74 Using single, crude measures of SEP when comparing ethnic groups may therefore lead to substantial residual confounding, and this may either exaggerate or mask ethnic differences.

Multiple or composite indicators are one way to improve adjustment for SEP in any epidemiological study [306], and may be useful when studying minority ethnic groups [307]. Yet even with such indicators, there remain formidable challenges in measuring SEP accurately and dealing adequately with the complexity of the relationship between SEP and ethnicity. This warns against accepting too readily that one has ever fully adjusted for SEP when comparing ethnic groups.

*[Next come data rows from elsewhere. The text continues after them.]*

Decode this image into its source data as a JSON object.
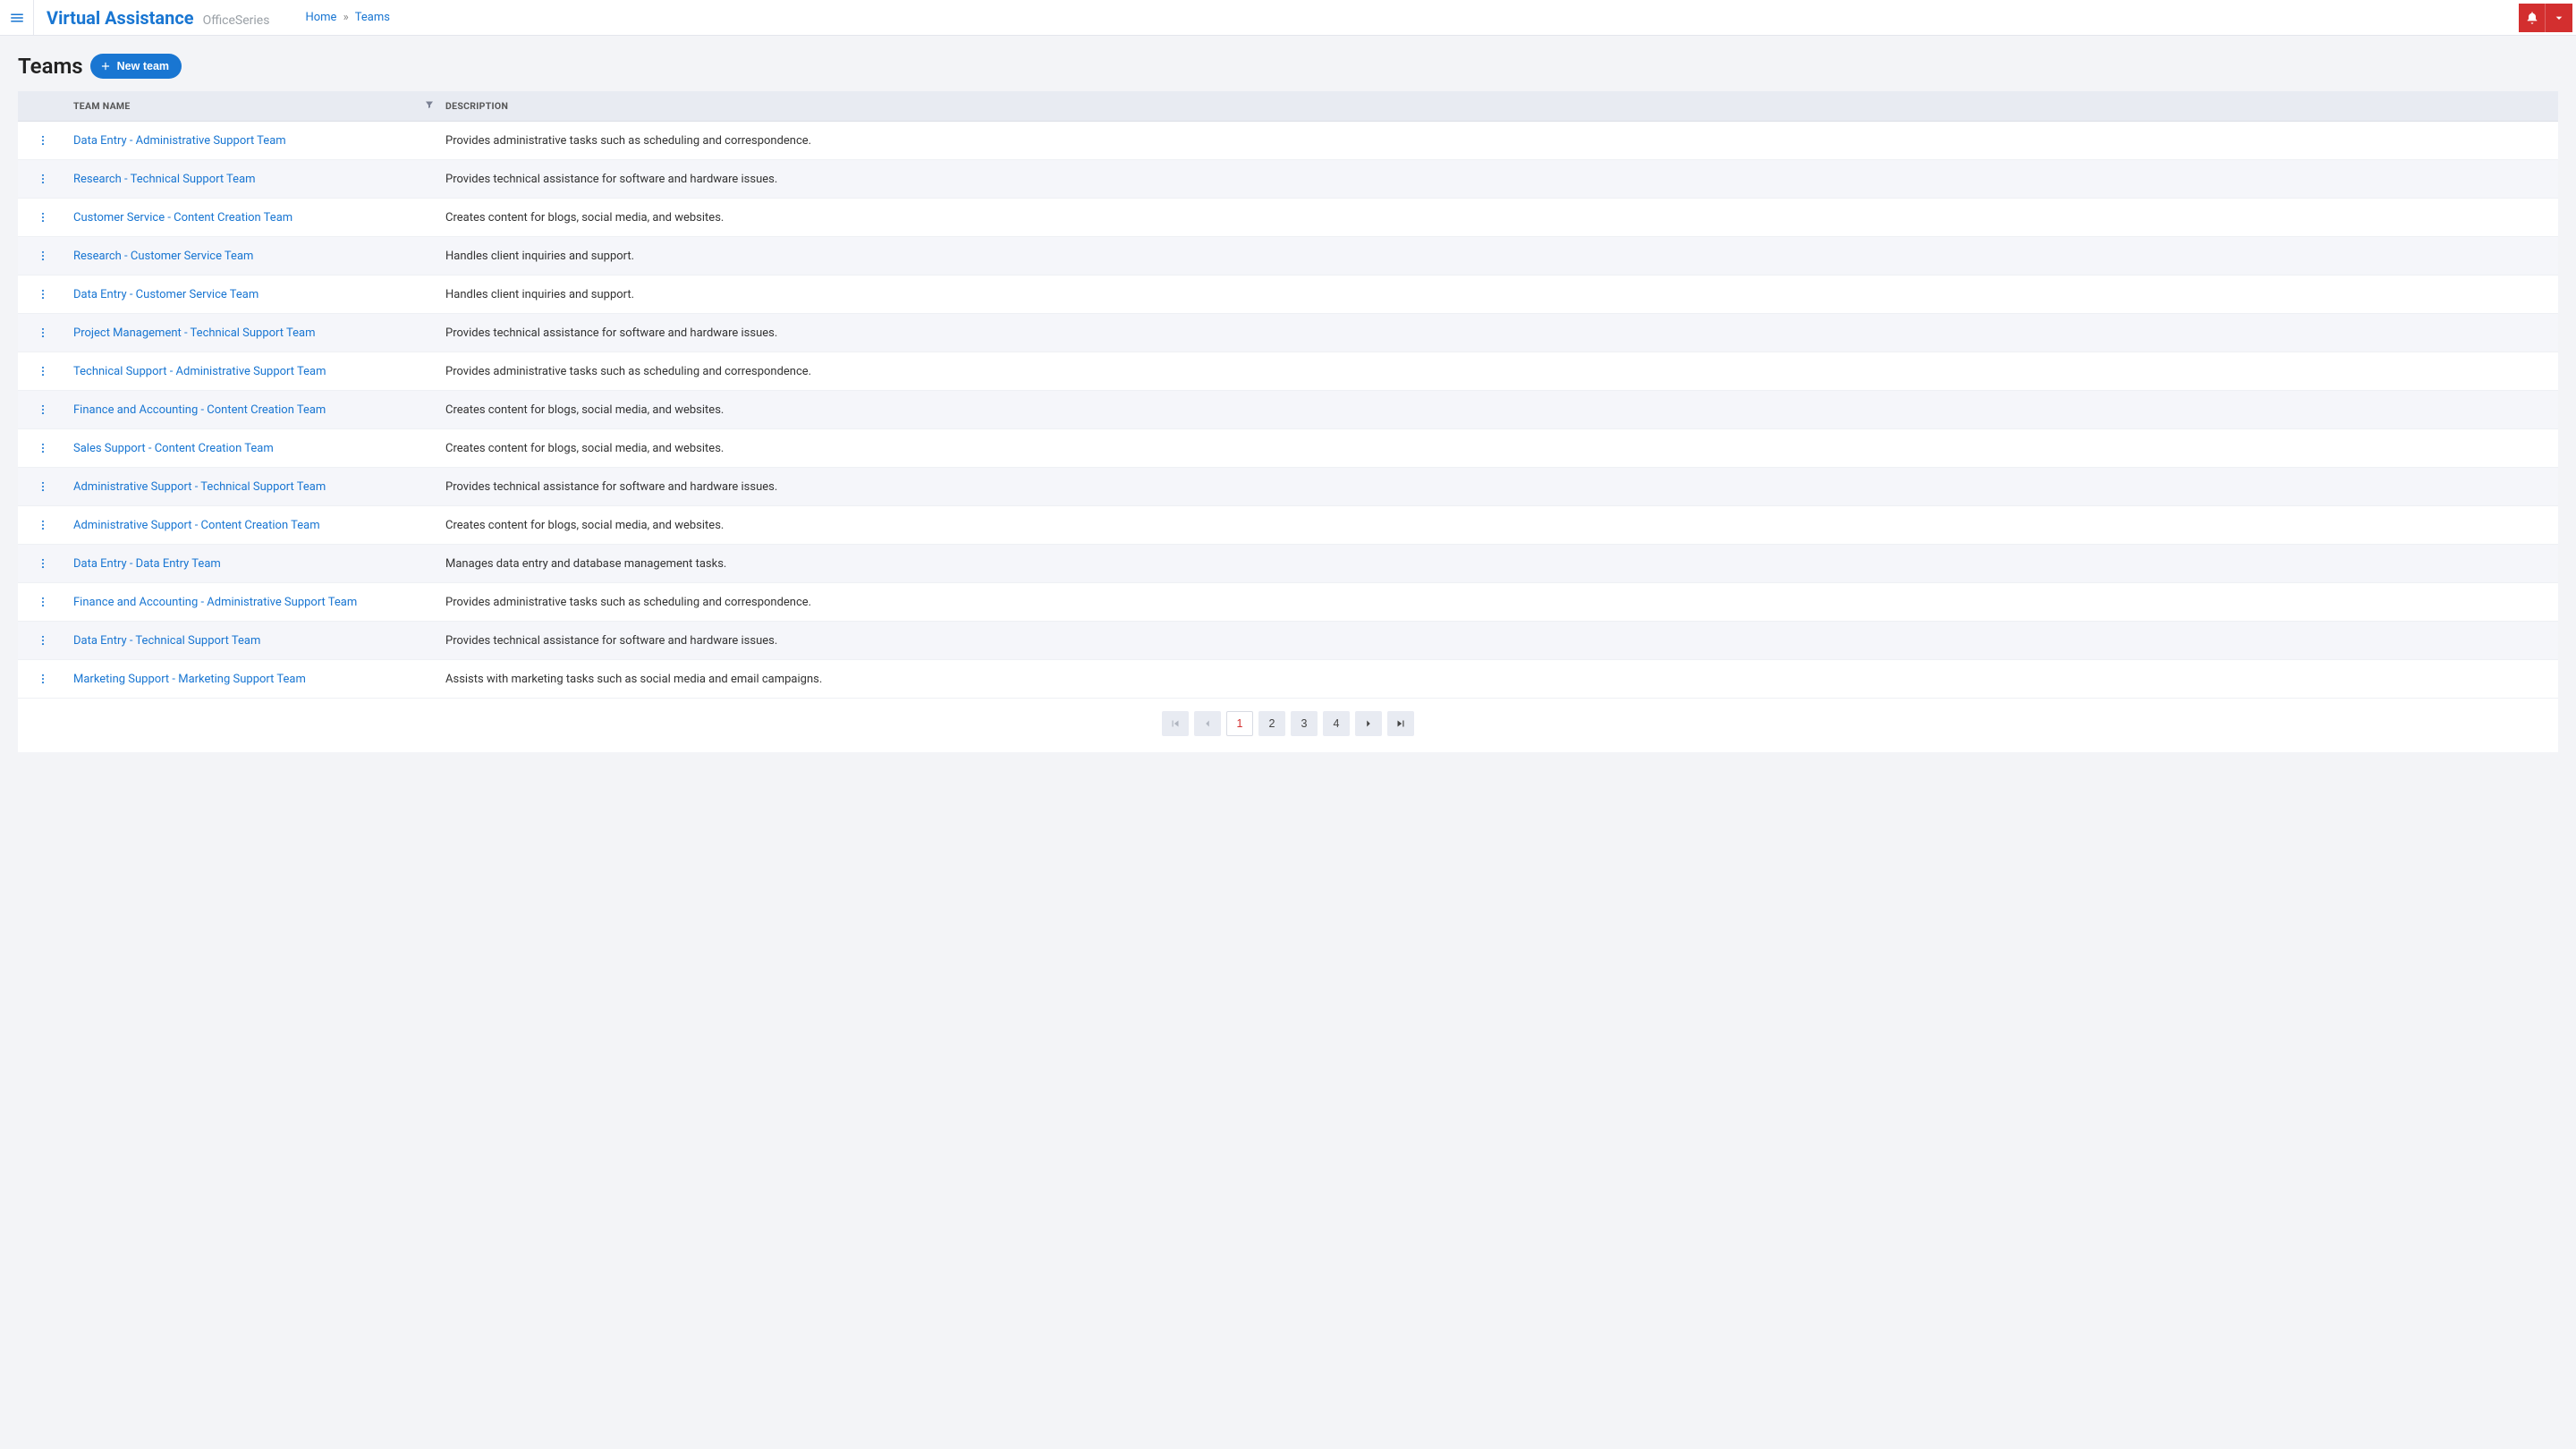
{
  "header": {
    "brand": "Virtual Assistance",
    "brand_sub": "OfficeSeries",
    "breadcrumb_home": "Home",
    "breadcrumb_sep": "»",
    "breadcrumb_current": "Teams"
  },
  "page": {
    "title": "Teams",
    "new_button": "New team"
  },
  "table": {
    "columns": {
      "name": "Team Name",
      "description": "Description"
    },
    "rows": [
      {
        "name": "Data Entry - Administrative Support Team",
        "description": "Provides administrative tasks such as scheduling and correspondence."
      },
      {
        "name": "Research - Technical Support Team",
        "description": "Provides technical assistance for software and hardware issues."
      },
      {
        "name": "Customer Service - Content Creation Team",
        "description": "Creates content for blogs, social media, and websites."
      },
      {
        "name": "Research - Customer Service Team",
        "description": "Handles client inquiries and support."
      },
      {
        "name": "Data Entry - Customer Service Team",
        "description": "Handles client inquiries and support."
      },
      {
        "name": "Project Management - Technical Support Team",
        "description": "Provides technical assistance for software and hardware issues."
      },
      {
        "name": "Technical Support - Administrative Support Team",
        "description": "Provides administrative tasks such as scheduling and correspondence."
      },
      {
        "name": "Finance and Accounting - Content Creation Team",
        "description": "Creates content for blogs, social media, and websites."
      },
      {
        "name": "Sales Support - Content Creation Team",
        "description": "Creates content for blogs, social media, and websites."
      },
      {
        "name": "Administrative Support - Technical Support Team",
        "description": "Provides technical assistance for software and hardware issues."
      },
      {
        "name": "Administrative Support - Content Creation Team",
        "description": "Creates content for blogs, social media, and websites."
      },
      {
        "name": "Data Entry - Data Entry Team",
        "description": "Manages data entry and database management tasks."
      },
      {
        "name": "Finance and Accounting - Administrative Support Team",
        "description": "Provides administrative tasks such as scheduling and correspondence."
      },
      {
        "name": "Data Entry - Technical Support Team",
        "description": "Provides technical assistance for software and hardware issues."
      },
      {
        "name": "Marketing Support - Marketing Support Team",
        "description": "Assists with marketing tasks such as social media and email campaigns."
      }
    ]
  },
  "pagination": {
    "pages": [
      "1",
      "2",
      "3",
      "4"
    ],
    "current": "1"
  }
}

Finally, even if SEP proves central to explaining ethnic differences in health, this does not mean that ethnicity is irrelevant or nothing remains to be ‘explained’. For one thing, the socio-economic disadvantage of many minority ethnic groups may partly reflect aspects of their minority ethnic status. These might include language barriers to employment, exclusionary racist practices, or a preference among minority ethnic individuals for investing in assets in their country of origin. Moreover, socio-economic inequalities are themselves like ethnic inequalities in being a starting point for further analysis rather than an explanation in their own right.

What is therefore needed is an approach which examines in detail the association between ethnicity and multiple indices of SEP, and which investigates the individual- and family-level mechanisms underlying any variations in health. One major aim of this thesis is to use B-CAMHS to develop precisely such an approach for child mental health in Britain.